Los Angeles Times

Kidnappers free 79 students in Cameroon

Two school workers are still being held in a region beset by separatist violence.

-

YAOUNDE, Cameroon — The 79 students kidnapped by unidentifi­ed gunmen from a school in Cameroon have been released, but two of the three staff members abducted with them are still being held, a church official said Wednesday.

The students, ages 11 to 17, were brought to a church near the regional capital of Bamenda, said Fonki Samuel Forba, moderator of the country’s Presbyteri­an Church.

“They look tired and psychologi­cally tortured,” he said.

Forba pleaded with the kidnappers to free the remaining captives.

The students were abducted Sunday night in a part of Cameroon that is beset by violence and instabilit­y by armed separatist­s who want to create a breakaway state called Ambazonia.

Fighting between the military and separatist­s in the northweste­rn and southweste­rn regions increased after the government clamped down on peaceful demonstrat­ions by English-speaking teachers and lawyers protesting what they said was their marginaliz­ation by Cameroon’s French-speaking majority.

Hundreds have been killed in the last year, and the separatist­s have vowed to destabiliz­e the regions. They have attacked civilians who oppose their cause, including teachers who were killed for disobeying orders to keep schools closed.

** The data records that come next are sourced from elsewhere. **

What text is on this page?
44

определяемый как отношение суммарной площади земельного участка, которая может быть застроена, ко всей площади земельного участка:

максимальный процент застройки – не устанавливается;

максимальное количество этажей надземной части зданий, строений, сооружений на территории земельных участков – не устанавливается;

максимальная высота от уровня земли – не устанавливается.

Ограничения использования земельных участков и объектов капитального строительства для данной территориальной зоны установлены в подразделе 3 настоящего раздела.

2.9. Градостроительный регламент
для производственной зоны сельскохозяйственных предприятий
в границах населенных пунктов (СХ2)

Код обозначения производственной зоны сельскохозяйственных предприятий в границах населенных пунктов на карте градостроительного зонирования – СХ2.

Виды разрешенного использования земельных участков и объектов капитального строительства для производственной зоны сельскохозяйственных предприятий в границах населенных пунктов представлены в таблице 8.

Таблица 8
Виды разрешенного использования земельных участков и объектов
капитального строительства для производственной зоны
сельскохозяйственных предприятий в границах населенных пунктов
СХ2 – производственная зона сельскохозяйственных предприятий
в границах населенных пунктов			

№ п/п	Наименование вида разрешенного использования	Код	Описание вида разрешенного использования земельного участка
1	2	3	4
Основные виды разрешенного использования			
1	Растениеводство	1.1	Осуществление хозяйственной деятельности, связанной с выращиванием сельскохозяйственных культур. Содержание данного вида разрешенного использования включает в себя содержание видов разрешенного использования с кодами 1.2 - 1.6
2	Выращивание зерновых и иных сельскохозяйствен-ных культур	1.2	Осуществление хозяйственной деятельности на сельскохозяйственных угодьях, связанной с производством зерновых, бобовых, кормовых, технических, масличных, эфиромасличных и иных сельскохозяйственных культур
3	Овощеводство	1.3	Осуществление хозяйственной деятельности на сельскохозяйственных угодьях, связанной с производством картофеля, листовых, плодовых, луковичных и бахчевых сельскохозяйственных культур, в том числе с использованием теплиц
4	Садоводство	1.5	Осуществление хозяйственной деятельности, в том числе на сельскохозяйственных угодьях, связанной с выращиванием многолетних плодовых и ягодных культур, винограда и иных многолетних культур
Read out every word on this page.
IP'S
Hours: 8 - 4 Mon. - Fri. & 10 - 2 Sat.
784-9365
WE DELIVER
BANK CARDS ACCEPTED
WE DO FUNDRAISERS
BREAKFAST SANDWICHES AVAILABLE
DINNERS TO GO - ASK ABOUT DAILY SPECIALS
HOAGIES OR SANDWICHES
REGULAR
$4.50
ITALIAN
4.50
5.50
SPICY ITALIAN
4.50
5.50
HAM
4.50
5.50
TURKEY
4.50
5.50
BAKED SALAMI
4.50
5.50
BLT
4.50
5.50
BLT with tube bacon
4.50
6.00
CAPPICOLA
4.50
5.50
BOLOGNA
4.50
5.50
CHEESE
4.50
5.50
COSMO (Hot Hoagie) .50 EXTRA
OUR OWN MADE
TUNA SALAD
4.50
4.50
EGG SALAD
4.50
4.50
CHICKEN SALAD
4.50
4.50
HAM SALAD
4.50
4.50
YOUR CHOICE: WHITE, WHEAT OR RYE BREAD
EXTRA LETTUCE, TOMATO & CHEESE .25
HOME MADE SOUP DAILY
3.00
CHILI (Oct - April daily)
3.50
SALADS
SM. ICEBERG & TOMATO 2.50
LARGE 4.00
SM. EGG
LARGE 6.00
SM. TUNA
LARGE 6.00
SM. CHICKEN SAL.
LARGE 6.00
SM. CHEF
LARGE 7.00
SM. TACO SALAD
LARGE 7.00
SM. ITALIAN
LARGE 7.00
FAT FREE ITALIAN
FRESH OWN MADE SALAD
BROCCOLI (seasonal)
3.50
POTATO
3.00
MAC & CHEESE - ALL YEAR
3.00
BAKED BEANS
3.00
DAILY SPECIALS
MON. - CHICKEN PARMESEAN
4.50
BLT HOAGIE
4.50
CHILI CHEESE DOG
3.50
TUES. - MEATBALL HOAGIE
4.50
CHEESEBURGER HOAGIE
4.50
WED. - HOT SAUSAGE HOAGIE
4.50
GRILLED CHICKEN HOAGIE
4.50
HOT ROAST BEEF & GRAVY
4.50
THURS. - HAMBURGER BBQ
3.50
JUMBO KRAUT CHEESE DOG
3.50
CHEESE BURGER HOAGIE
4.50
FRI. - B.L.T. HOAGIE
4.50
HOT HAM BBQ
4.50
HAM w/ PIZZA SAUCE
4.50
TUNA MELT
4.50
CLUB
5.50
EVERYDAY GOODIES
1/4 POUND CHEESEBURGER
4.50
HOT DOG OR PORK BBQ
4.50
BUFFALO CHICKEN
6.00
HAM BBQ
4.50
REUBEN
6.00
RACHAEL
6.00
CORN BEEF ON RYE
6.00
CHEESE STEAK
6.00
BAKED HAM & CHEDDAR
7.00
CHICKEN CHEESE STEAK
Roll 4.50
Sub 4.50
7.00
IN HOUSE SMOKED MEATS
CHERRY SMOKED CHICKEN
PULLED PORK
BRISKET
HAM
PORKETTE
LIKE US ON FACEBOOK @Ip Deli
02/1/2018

Forba said parents and guardians of the students at the boarding school where the abductions occurred were asked to take them home.

“It is unfortunat­e we have to close the school and send home 700 children,” he said. “Their security is not assured by the state, and armed groups constantly attack and kidnap them.”

A previous kidnapping from the school was resolved when the church paid about $4,000 to the armed gang.

“We can no longer continue,” he said.

The group taken Sunday was the largest number abducted at one time in Cameroon’s Anglophone regions. The separatist­s also have set fire to at least 100 schools and driven out students and teachers from buildings taken over as training grounds.

North-West regional Gov. Deben Tchoffo said this week that the government is providing adequate security for schools.

“I must insist that we have taken enough measures to protect schools, but we also need the assistance of all,” Tchoffo said. “People should inform the military whenever they see strange faces in their villages.”

Tah Pascal, father of one of the kidnapped students, said he does not trust what the governor has said.

“How can he always talk of protection and security when our schools are torched every day, our children tortured and their teachers killed?” Pascal said. “This is done in spite of the presence of the military.”

The U.S. called for the safe return of the remaining hostages, said Tibor Nagy, assistant secretary for the State Department’s Bureau of African Affairs.

“We urge an immediate halt to the indiscrimi­nate targeting of civilians and burning of houses by Cameroonia­n government forces and to the attacks perpetrate­d by Anglophone separatist­s against security forces and civilians,” he said.